Welche Rolle kann Kunst spielen, wenn es darum geht, auf die Klimakrise aufmerksam zu machen? Kann sie dazu beitragen, dass das Thema weniger verdrängt wird? Diese Fragen geht die Arte-Dokumentation "Klima Krise Kunst" mit Leonie Sontheimer nach.

Dokumentation "Klima Krise Kunst" mit Leonie Sontheimer

Mit seinem "Ice Watch Project" wies der Künstler Olafur Elíasson auf die Auswirkungen des Klimawandels hin

epd Stell dir vor, es ist Klimakrise und keiner schaut hin. Die Dokumentation "Klima Krise Kunst" beginnt mit einer Situationsbeschreibung: Besonders mit der Lebensweise des globalen Nordens zerstören wir unsere Lebensgrundlage, und es ist den meisten von uns anscheinend egal. Die wissenschaftlichen Fakten des Klimawandels liegen auf dem Tisch. Dass die Erderwärmung verlangsamt werden muss, darüber herrscht weitgehend Konsens. Notwendige Maßnahmen sind beschrieben - und trotzdem geschieht viel zu wenig. In der Politik scheinen Umwelt und Klima wieder Themen unter vielen zu sein. Wer kann etwas Wirksames tun, um unser Selbsterhaltungsgefühl zu aktivieren?

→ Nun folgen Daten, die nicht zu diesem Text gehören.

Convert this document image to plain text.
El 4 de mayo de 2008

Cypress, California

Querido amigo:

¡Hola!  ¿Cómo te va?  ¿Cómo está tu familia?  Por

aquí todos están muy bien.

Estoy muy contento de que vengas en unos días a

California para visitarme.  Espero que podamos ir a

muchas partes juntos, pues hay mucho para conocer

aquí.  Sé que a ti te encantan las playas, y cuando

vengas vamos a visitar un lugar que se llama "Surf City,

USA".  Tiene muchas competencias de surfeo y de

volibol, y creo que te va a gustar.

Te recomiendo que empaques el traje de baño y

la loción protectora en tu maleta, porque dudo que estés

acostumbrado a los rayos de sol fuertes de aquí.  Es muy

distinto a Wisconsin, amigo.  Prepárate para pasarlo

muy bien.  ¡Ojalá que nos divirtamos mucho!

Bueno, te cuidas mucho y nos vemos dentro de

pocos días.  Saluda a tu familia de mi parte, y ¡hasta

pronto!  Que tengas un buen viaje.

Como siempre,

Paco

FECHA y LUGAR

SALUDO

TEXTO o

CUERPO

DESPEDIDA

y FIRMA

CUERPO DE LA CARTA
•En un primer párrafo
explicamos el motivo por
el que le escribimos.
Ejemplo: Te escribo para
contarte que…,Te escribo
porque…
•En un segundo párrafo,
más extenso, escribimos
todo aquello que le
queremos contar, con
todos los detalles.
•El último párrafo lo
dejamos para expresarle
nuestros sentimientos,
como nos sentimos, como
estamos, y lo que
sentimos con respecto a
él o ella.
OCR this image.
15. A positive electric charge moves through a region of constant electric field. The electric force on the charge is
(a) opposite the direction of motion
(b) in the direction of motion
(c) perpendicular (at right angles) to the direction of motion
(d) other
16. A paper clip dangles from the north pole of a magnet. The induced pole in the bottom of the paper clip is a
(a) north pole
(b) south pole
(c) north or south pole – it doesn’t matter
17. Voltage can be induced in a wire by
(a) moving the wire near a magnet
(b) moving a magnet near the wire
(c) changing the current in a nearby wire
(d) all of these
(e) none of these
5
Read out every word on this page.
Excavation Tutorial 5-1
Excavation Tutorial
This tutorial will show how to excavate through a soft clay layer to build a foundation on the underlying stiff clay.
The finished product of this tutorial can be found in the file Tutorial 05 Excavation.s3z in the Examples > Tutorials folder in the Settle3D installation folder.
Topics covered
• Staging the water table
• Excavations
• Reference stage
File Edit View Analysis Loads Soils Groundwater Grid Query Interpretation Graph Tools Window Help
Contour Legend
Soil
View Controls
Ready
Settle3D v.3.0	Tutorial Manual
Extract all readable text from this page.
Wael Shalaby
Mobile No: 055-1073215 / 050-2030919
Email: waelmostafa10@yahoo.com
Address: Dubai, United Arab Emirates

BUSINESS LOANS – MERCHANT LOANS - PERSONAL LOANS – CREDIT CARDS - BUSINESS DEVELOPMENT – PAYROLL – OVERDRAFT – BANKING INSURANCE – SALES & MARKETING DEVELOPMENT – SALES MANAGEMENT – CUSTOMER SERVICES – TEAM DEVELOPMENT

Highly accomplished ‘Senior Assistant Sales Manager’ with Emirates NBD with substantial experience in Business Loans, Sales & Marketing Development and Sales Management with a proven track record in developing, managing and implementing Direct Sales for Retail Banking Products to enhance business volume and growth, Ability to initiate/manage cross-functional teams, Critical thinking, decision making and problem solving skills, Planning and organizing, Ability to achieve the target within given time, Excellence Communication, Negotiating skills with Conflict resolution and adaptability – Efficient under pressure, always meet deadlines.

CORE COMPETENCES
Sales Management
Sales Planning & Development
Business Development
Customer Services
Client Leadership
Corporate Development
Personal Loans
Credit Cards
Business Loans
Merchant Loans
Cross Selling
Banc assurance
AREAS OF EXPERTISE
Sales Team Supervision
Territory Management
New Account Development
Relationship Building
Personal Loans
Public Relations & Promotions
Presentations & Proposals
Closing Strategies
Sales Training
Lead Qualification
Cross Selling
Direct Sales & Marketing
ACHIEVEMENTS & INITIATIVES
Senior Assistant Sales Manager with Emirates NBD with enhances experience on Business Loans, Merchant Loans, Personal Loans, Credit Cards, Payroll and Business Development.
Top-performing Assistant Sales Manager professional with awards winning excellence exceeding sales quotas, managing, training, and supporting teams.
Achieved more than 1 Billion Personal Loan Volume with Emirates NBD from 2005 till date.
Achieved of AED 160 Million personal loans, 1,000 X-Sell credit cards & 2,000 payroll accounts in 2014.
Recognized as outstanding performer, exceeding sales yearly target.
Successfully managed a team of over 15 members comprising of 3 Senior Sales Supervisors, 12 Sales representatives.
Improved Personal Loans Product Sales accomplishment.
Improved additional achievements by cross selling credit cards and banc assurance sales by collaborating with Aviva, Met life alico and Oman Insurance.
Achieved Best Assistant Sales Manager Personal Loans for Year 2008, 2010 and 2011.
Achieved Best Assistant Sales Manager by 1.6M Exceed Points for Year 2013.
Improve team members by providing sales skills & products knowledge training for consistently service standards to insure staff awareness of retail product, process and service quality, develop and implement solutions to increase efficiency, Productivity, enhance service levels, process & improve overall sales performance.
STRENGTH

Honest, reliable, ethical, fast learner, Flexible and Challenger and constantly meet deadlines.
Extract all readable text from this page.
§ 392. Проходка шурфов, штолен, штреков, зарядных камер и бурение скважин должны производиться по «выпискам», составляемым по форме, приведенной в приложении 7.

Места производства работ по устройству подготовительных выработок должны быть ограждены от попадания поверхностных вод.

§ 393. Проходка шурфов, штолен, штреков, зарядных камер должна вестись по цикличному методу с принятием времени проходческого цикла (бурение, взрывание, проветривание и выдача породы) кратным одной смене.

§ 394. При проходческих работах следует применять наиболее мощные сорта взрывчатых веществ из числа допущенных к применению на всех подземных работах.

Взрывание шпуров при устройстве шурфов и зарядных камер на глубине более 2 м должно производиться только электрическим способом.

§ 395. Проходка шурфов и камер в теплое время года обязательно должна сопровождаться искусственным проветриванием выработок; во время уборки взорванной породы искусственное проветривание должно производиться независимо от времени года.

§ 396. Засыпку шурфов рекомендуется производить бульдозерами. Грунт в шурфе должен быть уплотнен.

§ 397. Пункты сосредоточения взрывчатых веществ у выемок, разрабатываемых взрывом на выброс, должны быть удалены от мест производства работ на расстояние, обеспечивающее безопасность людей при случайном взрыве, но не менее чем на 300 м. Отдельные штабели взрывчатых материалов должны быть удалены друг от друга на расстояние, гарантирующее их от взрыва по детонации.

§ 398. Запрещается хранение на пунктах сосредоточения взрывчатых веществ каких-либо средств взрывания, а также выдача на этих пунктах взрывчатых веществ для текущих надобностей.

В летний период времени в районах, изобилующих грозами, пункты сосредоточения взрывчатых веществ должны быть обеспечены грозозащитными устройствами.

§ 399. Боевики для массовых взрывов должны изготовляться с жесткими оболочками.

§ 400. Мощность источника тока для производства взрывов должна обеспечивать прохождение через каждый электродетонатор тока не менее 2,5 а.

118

So beschreibt die Klima-Journalistin Leonie Sontheimer, die als Host durch diesen Film führt, die Lage. In diesem höchst interessanten Film von Mathias Frick ist die durchgehende Anwesenheit der Presenterin endlich einmal sinnvoll. Sontheimer ist hier als Kritikerin der Vermittlungspraxis der Klimakrise selbst Vermittlerin, beschreibt sich und ihre journalistische Arbeit als Teil des Problems und wird dadurch zugleich zu einem Teil der Lösung. Denn sie setzt den Fokus neu, geht zu Künstlern, justiert die Beleuchtungsbedingungen, hört zu und schaut hin. Diese Art der erhellenden Selbstreflexion, die gleichzeitig Aspekten der zeitgenössischen Kunst ihre angemessene Bühne gibt, sieht man im Dokumentarischen sonst selten.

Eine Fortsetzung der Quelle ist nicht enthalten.